The OAG will continue to listen and learn about this developing technology and the appropriate ways to encourage innovation while protecting New Yorkers.  

[1] Generative AI is a subset of artificial intelligence (AI) that generates content like text, images, audio, and video based on a prompt. Generative AI models are trained on vast data sets and have developed through advances in deep learning, a subset of machine learning. A resource to learn more about the basics of artificial intelligence and machine learning is Abail, I.E., et al. (2023). Technology Primer for Policymakers: Artificial Intelligence & Machine Learning. Belfer Center for Science and International Affairs. 

[2] References to “AI tools,” “AI models,” and “AI technology” in this report may refer to traditional machine learning models or a combination of traditional machine learning and generative AI technology.

[3] Yala, A., et al. (2021, Jan. 27). Toward Robust Mammography-Based Models for Breast Cancer Risk. Science Translational Medicine, 13(578).

[4] Astor, M. (2024, May 23). Political Consultant Who Orchestrated Fake Biden Robocalls Is Indicted. The New York Times. 

[5] Nehamas, N. (2023, June 8). DeSantis Campaign Uses Apparently Fake Images to Attack Trump on Twitter. The New York Times. 

[6] Marcelo, P. (2023, May 23). Fact Focus: Fake Image of Pentagon Explosion Briefly Sends Jitters Through Stock Market. Associated Press

[7] New York City Administrative Code section 20-870 et seq.

[8] Office of Science and Technology Policy, Executive Office of the President. (2022, October). Blueprint for an AI Bill of Rights. 

[9] See note 8.

[10] New York General Business Law section 1500 et seq.
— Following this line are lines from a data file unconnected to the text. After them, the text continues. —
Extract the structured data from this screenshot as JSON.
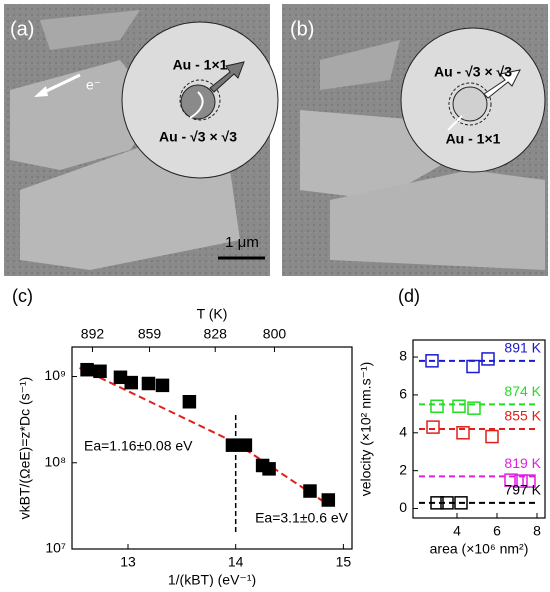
{
  "panels": {
    "a": {
      "label": "(a)",
      "electron": "e⁻",
      "top_phase": "Au - 1×1",
      "bottom_phase": "Au - √3 × √3",
      "scale_bar": "1 μm"
    },
    "b": {
      "label": "(b)",
      "top_phase": "Au - √3 × √3",
      "bottom_phase": "Au - 1×1"
    }
  },
  "chart_data": [
    {
      "type": "scatter",
      "panel_label": "(c)",
      "x_label": "1/(kBT) (eV⁻¹)",
      "x2_label": "T (K)",
      "y_label": "vkBT/(ΩeE)=z*Dc (s⁻¹)",
      "x": [
        12.62,
        12.74,
        12.93,
        13.03,
        13.19,
        13.32,
        13.57,
        13.97,
        14.09,
        14.25,
        14.31,
        14.69,
        14.86
      ],
      "values": [
        1200000000.0,
        1150000000.0,
        980000000.0,
        850000000.0,
        830000000.0,
        790000000.0,
        510000000.0,
        160000000.0,
        160000000.0,
        93000000.0,
        85000000.0,
        47000000.0,
        37000000.0
      ],
      "color": "#000000",
      "fits": [
        {
          "x": [
            12.55,
            14.0
          ],
          "values": [
            1260000000.0,
            170000000.0
          ],
          "color": "#e0201a"
        },
        {
          "x": [
            14.0,
            14.87
          ],
          "values": [
            170000000.0,
            32000000.0
          ],
          "color": "#e0201a"
        }
      ],
      "divider_x": 14.0,
      "annotations": [
        "Ea=1.16±0.08 eV",
        "Ea=3.1±0.6 eV"
      ],
      "xlim": [
        12.48,
        15.08
      ],
      "xticks": [
        13,
        14,
        15
      ],
      "x2ticks": [
        {
          "value": 12.67,
          "label": "892"
        },
        {
          "value": 13.2,
          "label": "859"
        },
        {
          "value": 13.81,
          "label": "828"
        },
        {
          "value": 14.36,
          "label": "800"
        }
      ],
      "ylim": [
        10000000.0,
        2200000000.0
      ],
      "log_y": true,
      "yticks": [
        {
          "value": 10000000.0,
          "label": "10⁷"
        },
        {
          "value": 100000000.0,
          "label": "10⁸"
        },
        {
          "value": 1000000000.0,
          "label": "10⁹"
        }
      ],
      "grid": false
    },
    {
      "type": "scatter",
      "panel_label": "(d)",
      "x_label": "area (×10⁶ nm²)",
      "y_label": "velocity (×10² nm.s⁻¹)",
      "series": [
        {
          "name": "891 K",
          "color": "#1a1ad0",
          "x": [
            2.75,
            4.8,
            5.55
          ],
          "values": [
            7.8,
            7.5,
            7.9
          ],
          "fit_level": 7.8
        },
        {
          "name": "874 K",
          "color": "#22dd22",
          "x": [
            3.0,
            4.1,
            4.85
          ],
          "values": [
            5.4,
            5.4,
            5.3
          ],
          "fit_level": 5.5
        },
        {
          "name": "855 K",
          "color": "#e0201a",
          "x": [
            2.8,
            4.3,
            5.75
          ],
          "values": [
            4.3,
            4.0,
            3.8
          ],
          "fit_level": 4.2
        },
        {
          "name": "819 K",
          "color": "#e020e0",
          "x": [
            6.7,
            7.2,
            7.6
          ],
          "values": [
            1.5,
            1.45,
            1.45
          ],
          "fit_level": 1.7
        },
        {
          "name": "797 K",
          "color": "#000000",
          "x": [
            3.0,
            3.5,
            4.2
          ],
          "values": [
            0.3,
            0.3,
            0.3
          ],
          "fit_level": 0.3
        }
      ],
      "xlim": [
        1.8,
        8.4
      ],
      "xticks": [
        4,
        6,
        8
      ],
      "ylim": [
        -0.5,
        8.9
      ],
      "yticks": [
        0,
        2,
        4,
        6,
        8
      ],
      "grid": false
    }
  ]
}
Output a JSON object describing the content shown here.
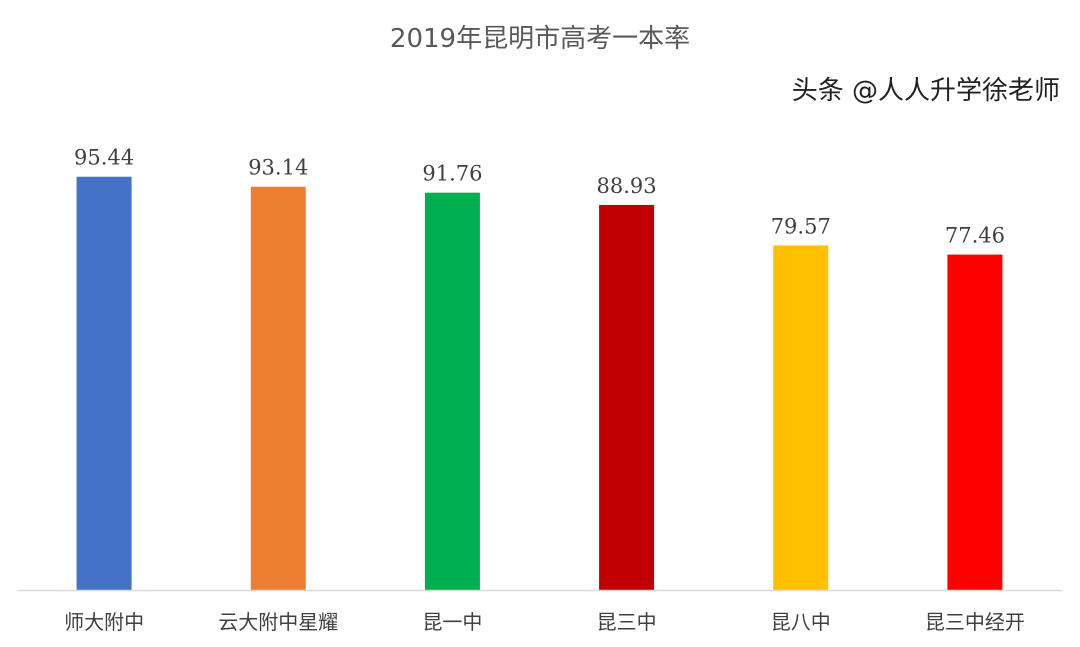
{
  "chart_data": {
    "type": "bar",
    "title": "2019年昆明市高考一本率",
    "categories": [
      "师大附中",
      "云大附中星耀",
      "昆一中",
      "昆三中",
      "昆八中",
      "昆三中经开"
    ],
    "values": [
      95.44,
      93.14,
      91.76,
      88.93,
      79.57,
      77.46
    ],
    "colors": [
      "#4472C4",
      "#ED7D31",
      "#00B050",
      "#C00000",
      "#FFC000",
      "#FF0000"
    ],
    "ylim": [
      0,
      100
    ],
    "grid": false,
    "xlabel": "",
    "ylabel": ""
  },
  "watermark": "头条 @人人升学徐老师"
}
The SAFE for Kids Act was being considered in the legislature at the time of the symposium and was subsequently enacted on June 20, 2024.
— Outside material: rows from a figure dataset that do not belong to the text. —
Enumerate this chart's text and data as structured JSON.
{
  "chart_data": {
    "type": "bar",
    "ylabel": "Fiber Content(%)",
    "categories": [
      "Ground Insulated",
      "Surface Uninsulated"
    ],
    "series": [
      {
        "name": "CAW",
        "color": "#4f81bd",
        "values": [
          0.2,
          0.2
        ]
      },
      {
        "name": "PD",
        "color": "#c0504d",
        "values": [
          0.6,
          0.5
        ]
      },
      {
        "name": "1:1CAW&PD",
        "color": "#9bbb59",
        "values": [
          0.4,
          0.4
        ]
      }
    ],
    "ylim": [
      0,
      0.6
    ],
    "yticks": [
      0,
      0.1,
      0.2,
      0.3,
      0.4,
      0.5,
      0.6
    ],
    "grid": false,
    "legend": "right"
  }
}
[11] Executive Order No. 14110, 88 Fed. Reg. 75191 (2023, October 30).

[12] California Executive Order N-12-23 (2023, September 6).

[13] Regulation (EU) 2024/1689 of the European Parliament and of the Council of 13 June 2024 laying down harmonised rules on artificial intelligence and amending Regulations (EC) No 300/2008, (EU) No 167/2013, (EU) No 168/2013, (EU) 2018/858, (EU) 2018/1139 and (EU) 2019/2144 and Directives 2014/90/EU, (EU) 2016/797 and (EU) 2020/1828 (Artificial Intelligence Act).

[14] Colorado Revised Statutes section 6-1-1706 et seq.

[15] Bipartisan Senate AI Working Group. (2024, May). Driving U.S. Innovation in Artificial Intelligence: A Roadmap for Artificial Intelligence Policy in the U.S. Senate. 

[16] Federal Trade Commission. (2024, July 23). Joint Statement on Competition in Generative AI Foundation Models and AI Products.